The movement has made great strides in recent years in addressing this issue. It has, among other things, adopted an approach that welcomes intermarried families to the synagogue but draws a clear line of not accepting intermarriage and of refusing to allow its rabbis to officiate at weddings of couples with one non-Jewish spouse.
This policy is not about to change, but Conservative leaders and members said the movement should be more proactive in reaching out to intermarried families and embracing them. “Non-Jewish partners who take their kids to Sunday school should be treated as heroes, not as problems,” said Rabbi Adam Greenwald, who teaches conversion classes at the American Jewish University, in California. He compared the approach of community members who refuse to accept the fact that intermarriage exists to those advocating abstinence-only sex education: “The problem is, it doesn’t work.”
Suzanne Litke, a lay leader at Temple Beth Zion —Beth Israel, in Philadelphia, said her community “works hard to be welcoming, but any institution can do more.” She noted the need to spread the word that Conservative Judaism is more inclusive than people think. “We can do more in letting people know we are welcoming,” she said.
Another strategic direction discussed at the USCJ conference was reaching out to the community within and outside the walls of the synagogue. The goal, as noted by leaders at the event, was to put an end to the notion that Sabbath morning services are the main, and at times the only, opportunity to connect with the community.
“One of the first things I’ll do when I go back is to meet with my staff and see how we can step outside our institutional structure and get in touch with people,” said Rabbi Andrew Warmflash of the Hewlett-East Rockaway Jewish Center. Phoning members and chatting is the form he believes could work best.
For Debbie Albert of Temple Sinai, in Dresher, Pa., outreach to the community meant establishing “Guess Who’s Coming for Shabbat,” a program in which community members invite friends from the community for Sabbath dinner.
Rabbi Daniel Cotzin Burg of Beth Am synagogue, in Baltimore, started a series of Saturday night concerts hosting local musicians, an event geared for the broader neighborhood community, not necessarily for Jewish members. “I’m not afraid to soften the boundaries,” he said, noting that in the concert intermission, a tour of the synagogue sanctuary is offered.
But boundaries, as Conservative activists have learned, still creep up. Albert was faced with the question of observing kosher laws in the Sabbath dinners organized by families in the community. Should the synagogue demand that all those hosting the events keep a kosher home? “I asked my rabbi, and he said, ‘What happens in Vegas stays in Vegas,’” Albert recalled, paving the way to a broader community-based participation. “I’ve been shocked by how we’ve broken down barriers,” she said.

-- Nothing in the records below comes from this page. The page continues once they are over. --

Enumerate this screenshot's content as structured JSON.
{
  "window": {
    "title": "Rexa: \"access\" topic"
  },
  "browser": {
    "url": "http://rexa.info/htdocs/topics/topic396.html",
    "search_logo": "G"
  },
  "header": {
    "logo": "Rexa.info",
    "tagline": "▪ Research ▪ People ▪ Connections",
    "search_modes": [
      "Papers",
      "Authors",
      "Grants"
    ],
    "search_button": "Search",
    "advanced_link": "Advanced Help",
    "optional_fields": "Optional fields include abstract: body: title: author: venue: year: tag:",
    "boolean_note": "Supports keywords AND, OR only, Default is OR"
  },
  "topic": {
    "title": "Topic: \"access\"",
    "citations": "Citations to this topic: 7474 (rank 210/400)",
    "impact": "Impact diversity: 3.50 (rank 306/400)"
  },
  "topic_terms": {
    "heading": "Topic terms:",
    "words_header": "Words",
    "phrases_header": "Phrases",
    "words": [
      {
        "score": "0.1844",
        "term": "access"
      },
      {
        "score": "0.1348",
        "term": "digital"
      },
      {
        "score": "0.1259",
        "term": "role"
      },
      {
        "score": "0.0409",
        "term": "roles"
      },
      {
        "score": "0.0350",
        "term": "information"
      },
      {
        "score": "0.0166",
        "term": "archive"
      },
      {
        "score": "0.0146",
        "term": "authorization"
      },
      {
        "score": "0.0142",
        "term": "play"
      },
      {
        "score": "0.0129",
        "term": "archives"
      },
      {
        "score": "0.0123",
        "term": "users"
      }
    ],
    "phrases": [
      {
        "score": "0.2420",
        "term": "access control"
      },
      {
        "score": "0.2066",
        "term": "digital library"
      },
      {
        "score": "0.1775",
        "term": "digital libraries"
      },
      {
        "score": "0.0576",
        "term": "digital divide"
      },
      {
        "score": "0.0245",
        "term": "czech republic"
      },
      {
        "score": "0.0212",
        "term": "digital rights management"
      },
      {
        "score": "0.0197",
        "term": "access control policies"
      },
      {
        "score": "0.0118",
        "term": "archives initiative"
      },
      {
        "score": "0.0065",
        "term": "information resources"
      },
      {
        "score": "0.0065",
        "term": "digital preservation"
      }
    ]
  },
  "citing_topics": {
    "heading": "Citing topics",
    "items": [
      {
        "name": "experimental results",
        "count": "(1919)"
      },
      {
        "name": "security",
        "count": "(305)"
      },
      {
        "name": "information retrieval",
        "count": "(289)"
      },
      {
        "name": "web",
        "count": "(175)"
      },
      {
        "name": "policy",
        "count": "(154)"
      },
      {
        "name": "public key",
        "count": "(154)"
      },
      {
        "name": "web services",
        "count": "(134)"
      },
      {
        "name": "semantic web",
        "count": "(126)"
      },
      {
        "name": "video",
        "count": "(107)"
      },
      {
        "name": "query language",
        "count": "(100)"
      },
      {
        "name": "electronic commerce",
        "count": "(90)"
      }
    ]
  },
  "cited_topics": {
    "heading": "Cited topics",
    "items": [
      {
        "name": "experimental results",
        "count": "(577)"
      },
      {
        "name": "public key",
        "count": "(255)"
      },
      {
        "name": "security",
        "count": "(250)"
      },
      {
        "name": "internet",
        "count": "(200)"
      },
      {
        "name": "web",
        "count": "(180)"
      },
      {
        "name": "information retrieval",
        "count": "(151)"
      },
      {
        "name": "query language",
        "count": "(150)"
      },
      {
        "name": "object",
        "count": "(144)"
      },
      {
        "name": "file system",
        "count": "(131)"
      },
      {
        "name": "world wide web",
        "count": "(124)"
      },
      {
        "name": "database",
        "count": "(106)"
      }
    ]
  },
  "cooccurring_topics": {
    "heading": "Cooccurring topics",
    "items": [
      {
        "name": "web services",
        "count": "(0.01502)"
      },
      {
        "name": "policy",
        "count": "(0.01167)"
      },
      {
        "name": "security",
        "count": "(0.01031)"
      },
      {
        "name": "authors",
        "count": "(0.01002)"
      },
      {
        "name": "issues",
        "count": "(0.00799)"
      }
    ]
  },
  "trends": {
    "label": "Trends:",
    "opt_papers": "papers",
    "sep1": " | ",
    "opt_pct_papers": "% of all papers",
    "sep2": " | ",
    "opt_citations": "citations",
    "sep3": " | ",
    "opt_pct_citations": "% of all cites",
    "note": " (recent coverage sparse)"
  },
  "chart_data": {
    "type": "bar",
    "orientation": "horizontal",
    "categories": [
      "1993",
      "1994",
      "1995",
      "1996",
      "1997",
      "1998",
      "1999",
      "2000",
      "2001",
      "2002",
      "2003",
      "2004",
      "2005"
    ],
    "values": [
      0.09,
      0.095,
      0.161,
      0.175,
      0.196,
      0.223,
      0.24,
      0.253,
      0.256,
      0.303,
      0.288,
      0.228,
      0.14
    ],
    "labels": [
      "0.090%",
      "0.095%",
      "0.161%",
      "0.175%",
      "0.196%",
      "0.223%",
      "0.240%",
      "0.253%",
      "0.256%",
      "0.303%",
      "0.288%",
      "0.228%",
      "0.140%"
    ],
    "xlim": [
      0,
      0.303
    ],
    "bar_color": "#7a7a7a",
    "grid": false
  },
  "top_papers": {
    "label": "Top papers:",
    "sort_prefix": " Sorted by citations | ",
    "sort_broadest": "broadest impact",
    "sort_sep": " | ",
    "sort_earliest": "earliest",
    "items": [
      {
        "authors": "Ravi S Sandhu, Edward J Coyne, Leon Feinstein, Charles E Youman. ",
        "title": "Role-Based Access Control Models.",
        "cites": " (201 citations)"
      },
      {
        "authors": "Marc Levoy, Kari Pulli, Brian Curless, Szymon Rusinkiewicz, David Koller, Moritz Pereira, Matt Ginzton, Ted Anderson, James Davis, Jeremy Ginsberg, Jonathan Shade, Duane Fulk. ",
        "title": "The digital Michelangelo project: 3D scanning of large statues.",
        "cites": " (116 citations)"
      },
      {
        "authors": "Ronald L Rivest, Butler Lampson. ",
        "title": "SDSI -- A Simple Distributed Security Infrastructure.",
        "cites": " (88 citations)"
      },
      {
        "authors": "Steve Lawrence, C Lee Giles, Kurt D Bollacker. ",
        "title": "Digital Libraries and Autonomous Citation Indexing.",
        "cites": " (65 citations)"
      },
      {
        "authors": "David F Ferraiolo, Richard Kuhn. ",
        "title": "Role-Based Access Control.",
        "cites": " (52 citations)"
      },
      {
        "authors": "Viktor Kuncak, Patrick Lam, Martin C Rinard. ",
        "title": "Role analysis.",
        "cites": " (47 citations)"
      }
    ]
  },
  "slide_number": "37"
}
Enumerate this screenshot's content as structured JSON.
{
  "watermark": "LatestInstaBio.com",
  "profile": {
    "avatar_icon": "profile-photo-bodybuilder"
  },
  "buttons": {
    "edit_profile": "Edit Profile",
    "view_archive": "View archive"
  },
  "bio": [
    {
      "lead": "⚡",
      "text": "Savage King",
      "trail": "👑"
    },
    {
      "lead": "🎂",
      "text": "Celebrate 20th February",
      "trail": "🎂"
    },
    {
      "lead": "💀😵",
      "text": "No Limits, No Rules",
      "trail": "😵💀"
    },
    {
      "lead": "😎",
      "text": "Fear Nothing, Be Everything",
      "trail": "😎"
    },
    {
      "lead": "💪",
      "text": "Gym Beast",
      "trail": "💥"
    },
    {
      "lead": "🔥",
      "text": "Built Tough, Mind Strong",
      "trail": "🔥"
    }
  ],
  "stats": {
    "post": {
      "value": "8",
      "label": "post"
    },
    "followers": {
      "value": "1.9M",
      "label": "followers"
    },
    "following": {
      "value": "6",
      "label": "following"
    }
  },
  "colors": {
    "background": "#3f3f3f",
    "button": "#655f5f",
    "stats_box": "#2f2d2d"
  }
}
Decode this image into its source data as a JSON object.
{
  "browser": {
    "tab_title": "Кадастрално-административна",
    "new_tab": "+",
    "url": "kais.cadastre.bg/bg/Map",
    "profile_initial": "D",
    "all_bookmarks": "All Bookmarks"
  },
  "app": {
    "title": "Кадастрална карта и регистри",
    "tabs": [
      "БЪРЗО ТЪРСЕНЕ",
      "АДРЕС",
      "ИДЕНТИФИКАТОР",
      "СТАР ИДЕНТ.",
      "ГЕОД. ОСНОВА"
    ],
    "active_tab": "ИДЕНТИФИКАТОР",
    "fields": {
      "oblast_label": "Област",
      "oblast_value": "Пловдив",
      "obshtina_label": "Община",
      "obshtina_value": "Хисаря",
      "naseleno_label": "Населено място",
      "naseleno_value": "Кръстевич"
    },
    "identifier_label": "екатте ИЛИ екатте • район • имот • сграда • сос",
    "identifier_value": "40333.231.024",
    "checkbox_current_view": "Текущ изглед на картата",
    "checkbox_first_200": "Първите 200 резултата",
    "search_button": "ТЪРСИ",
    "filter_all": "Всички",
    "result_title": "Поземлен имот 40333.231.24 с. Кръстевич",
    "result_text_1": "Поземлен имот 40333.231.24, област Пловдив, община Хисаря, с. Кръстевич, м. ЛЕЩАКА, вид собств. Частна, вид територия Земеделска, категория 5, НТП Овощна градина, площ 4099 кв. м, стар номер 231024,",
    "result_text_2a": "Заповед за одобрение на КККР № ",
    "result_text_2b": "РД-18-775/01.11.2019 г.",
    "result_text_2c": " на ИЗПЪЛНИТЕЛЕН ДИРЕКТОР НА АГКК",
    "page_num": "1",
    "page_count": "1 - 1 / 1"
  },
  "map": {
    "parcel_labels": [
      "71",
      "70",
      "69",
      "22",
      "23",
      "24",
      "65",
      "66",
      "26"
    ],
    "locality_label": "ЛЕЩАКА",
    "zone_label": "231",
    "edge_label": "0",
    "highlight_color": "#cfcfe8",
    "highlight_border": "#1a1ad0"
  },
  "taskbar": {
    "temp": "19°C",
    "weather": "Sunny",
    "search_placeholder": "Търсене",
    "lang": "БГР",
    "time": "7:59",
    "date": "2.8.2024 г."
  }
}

The ideas thrown into the air during the USCJ three-day conference all amount to a broader effort to reinvent the Conservative movement and to make it more attractive. But as activists and scholars noted, the denomination could also be facing a broader problem: the shift away from centrism and toward ideologies that take a clear, binary approach on the central issue of Halacha, or Jewish religious law.
Such is the case with national politics, as well as the problem facing some mainstream Christian denominations.
“People are looking for movements that are more black and white,” Warmflash said. “We are more gray.”